“podia ser só uma Avó... mas ela era (é) o cheiro do sabão
azul e branco, a água que escorria dos tanques públicos para a calha, os
carreiros de formigas, os lagartos saídos da seringa de madeira para a mesa, o
cheiro das couves cozidas misturadas com as sêmeas, as flores violeta
rebentadas se lhes tapássemos os topos, o andar em bicos de pés para chegar aos
ovos, o som do motor do poço, as molas encaixadas como comboios no terraço, a
cafeteira deformada usada como regador, os pegamassos, o açafate com uma bola
de madeira e mil botões, o pente molhado no lavatório antes de alisar o cabelo,
os bifes fritos em lume lento, as mãos calejadas, o cheiro das cascas das
sementes dos pássaros sopradas para fora dos comedouros, as urtigas arrancadas
à mão... podia ser só uma Avó e já era muito, mas foi (é) grande parte das
memórias impregnadas na matriz quase por estrear que era o meu cérebro infantil
e, por isso, mais marcantes e intensas... e a prova de que não é o dinheiro,
nem a instrução, nem a quantidade de brinquedos, que garantem uma infância
feliz. os afectos (ou a falta deles) é que condicionam tudo o resto daí para a
frente...”
A minha filha vai perdoar-me a apropriação e divulgação do texto que escreveu e publicou no seu blogue, partindo do filme que André Raposo realizou, tendo por base uma crónica de José Saramago.

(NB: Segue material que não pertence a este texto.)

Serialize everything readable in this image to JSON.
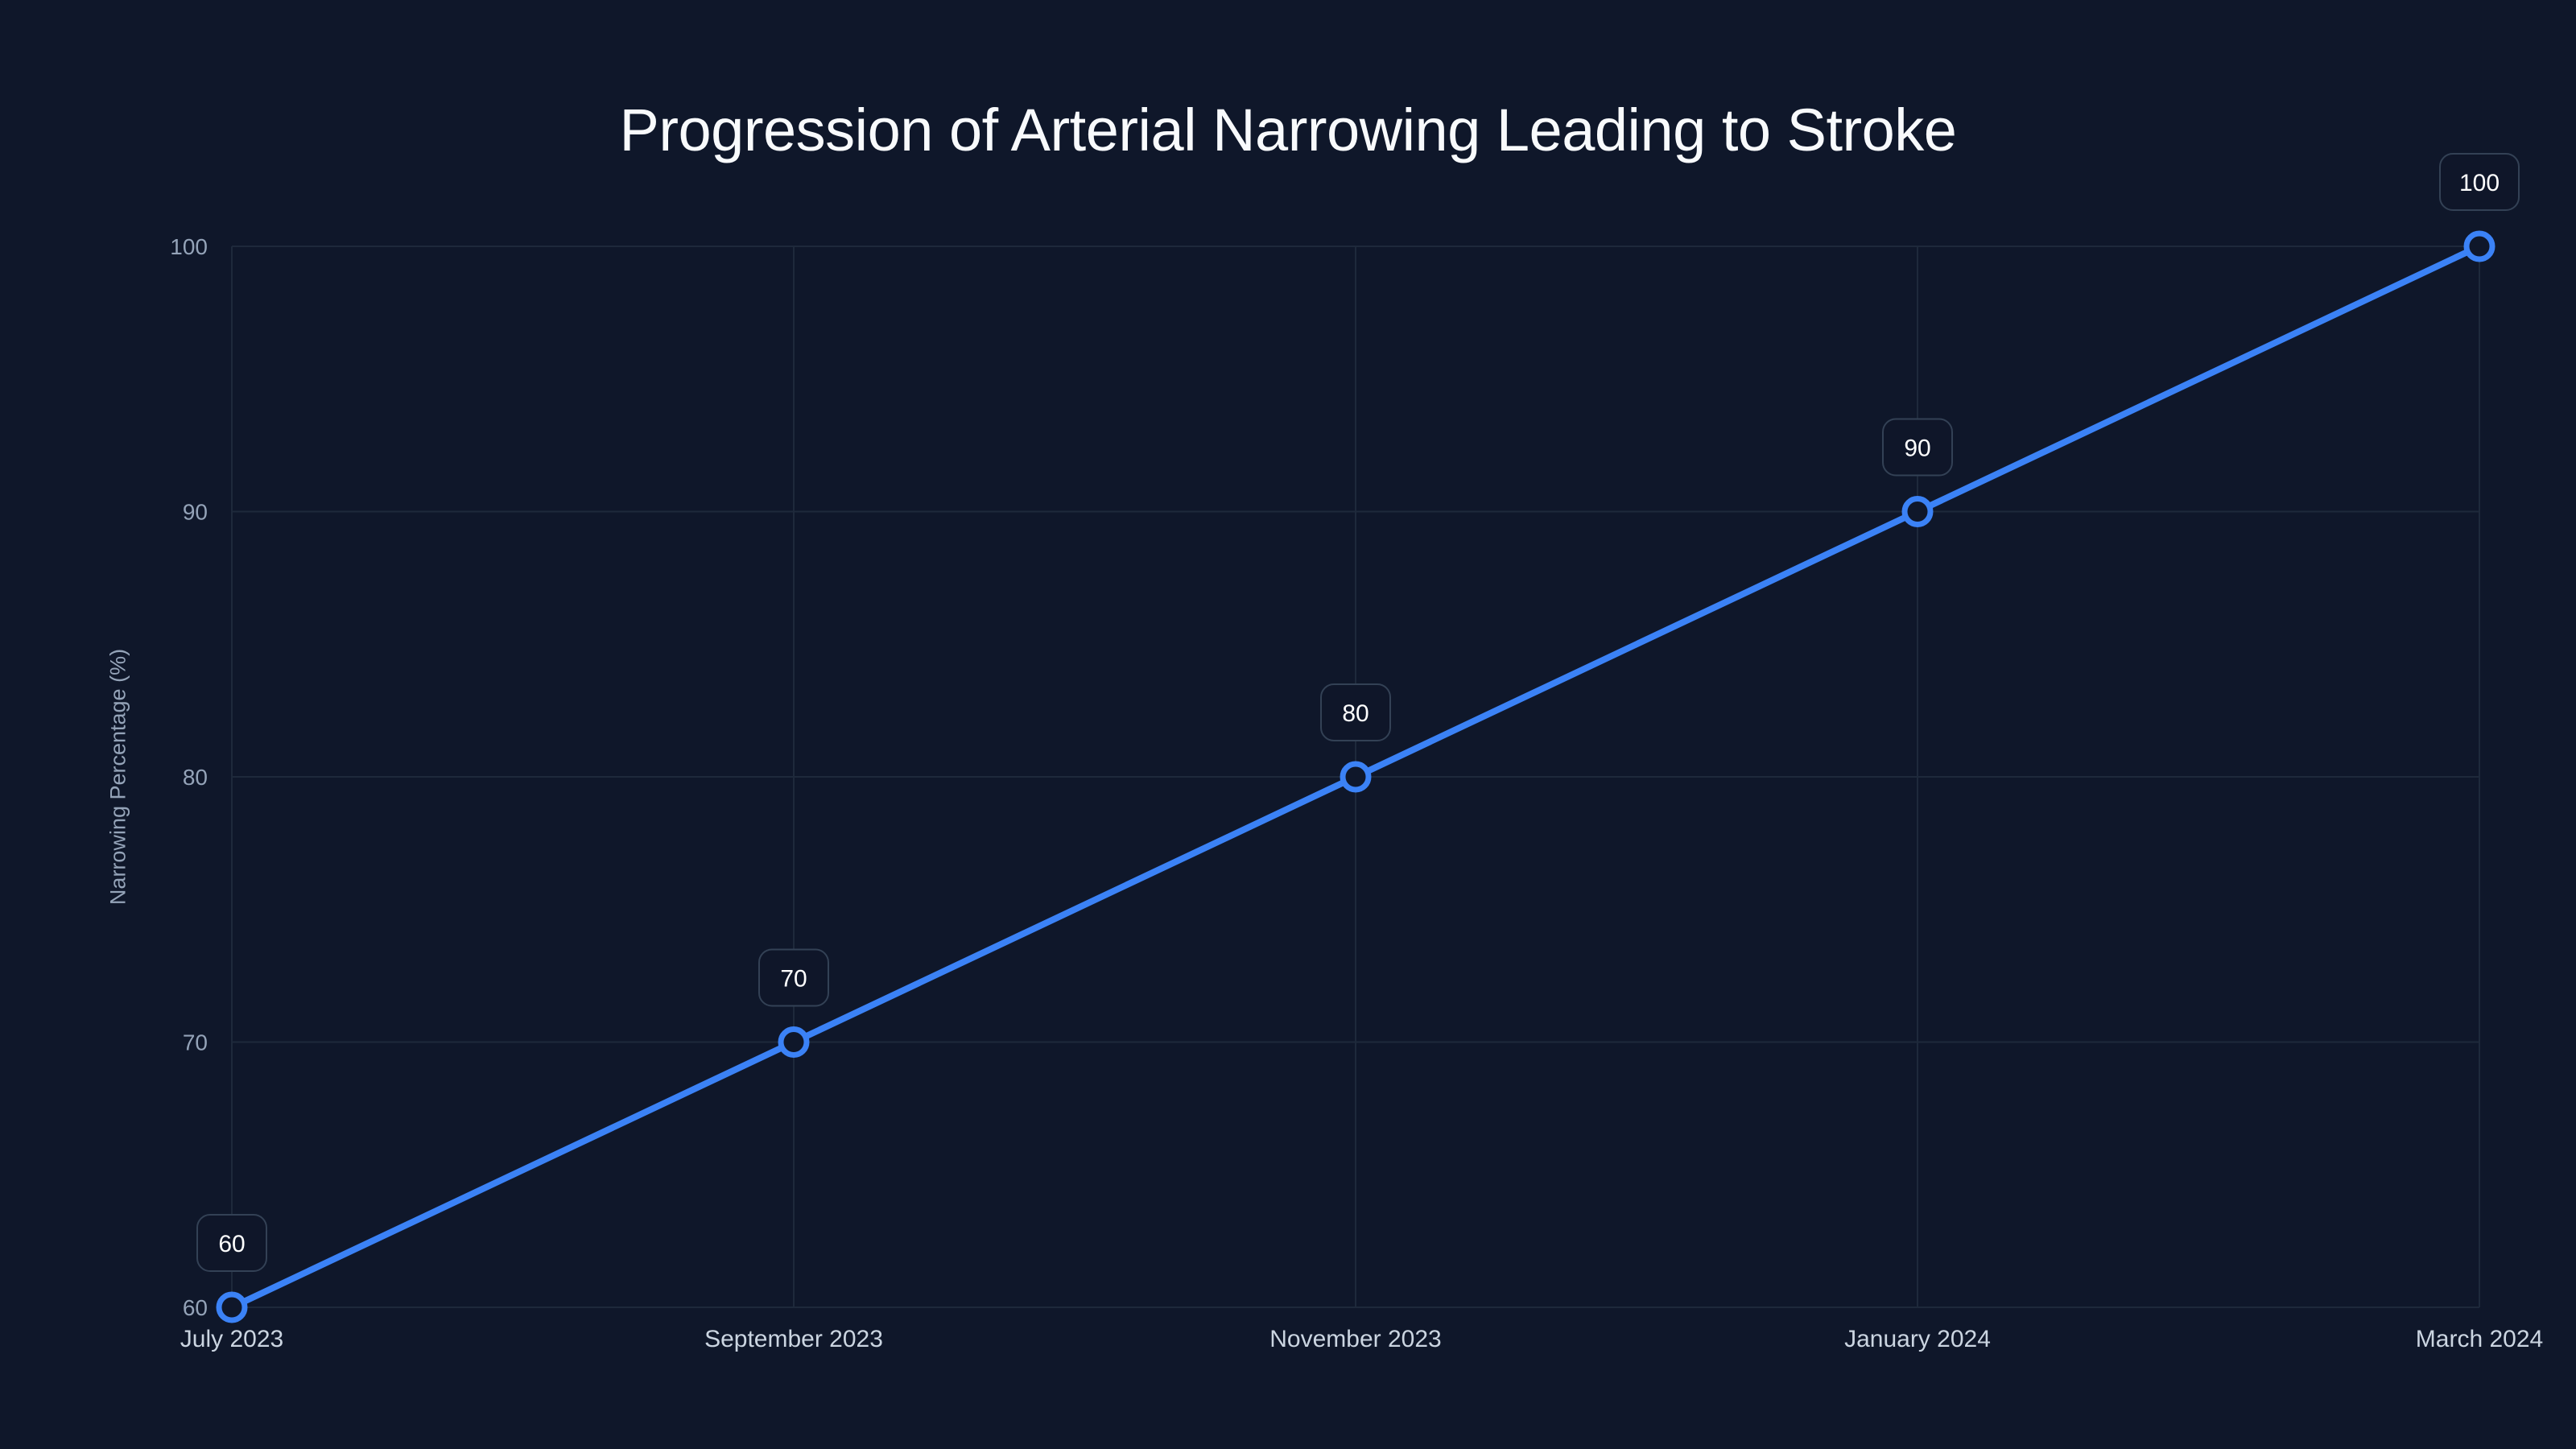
{
  "title": "Progression of Arterial Narrowing Leading to Stroke",
  "colors": {
    "background": "#0f172a",
    "grid": "#1e293b",
    "line": "#3b82f6",
    "marker_fill": "#0f172a",
    "label_box_fill": "#0f1629",
    "label_box_stroke": "#334155",
    "tick_y": "#94a3b8",
    "tick_x": "#cbd5e1",
    "title": "#f8fafc"
  },
  "chart_data": {
    "type": "line",
    "title": "Progression of Arterial Narrowing Leading to Stroke",
    "xlabel": "",
    "ylabel": "Narrowing Percentage (%)",
    "categories": [
      "July 2023",
      "September 2023",
      "November 2023",
      "January 2024",
      "March 2024"
    ],
    "series": [
      {
        "name": "Narrowing Percentage (%)",
        "values": [
          60,
          70,
          80,
          90,
          100
        ]
      }
    ],
    "ylim": [
      60,
      100
    ],
    "yticks": [
      60,
      70,
      80,
      90,
      100
    ],
    "grid": true,
    "legend": "none",
    "data_labels": true
  }
}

O retrato é perfeito, as palavras certas, a descrição genial.
Nos arquivos da minha memória está cada vez mais presente, com mais pormenor, a personalidade, a calma, o carinho, os ensinamentos que cada vez valorizo mais.
O tempo é outro e mais urgente.
Os meus netos nunca dirão de mim nada parecido com o que a minha filha hoje me ofereceu sobre a minha mãe.
E as lágrimas não param ...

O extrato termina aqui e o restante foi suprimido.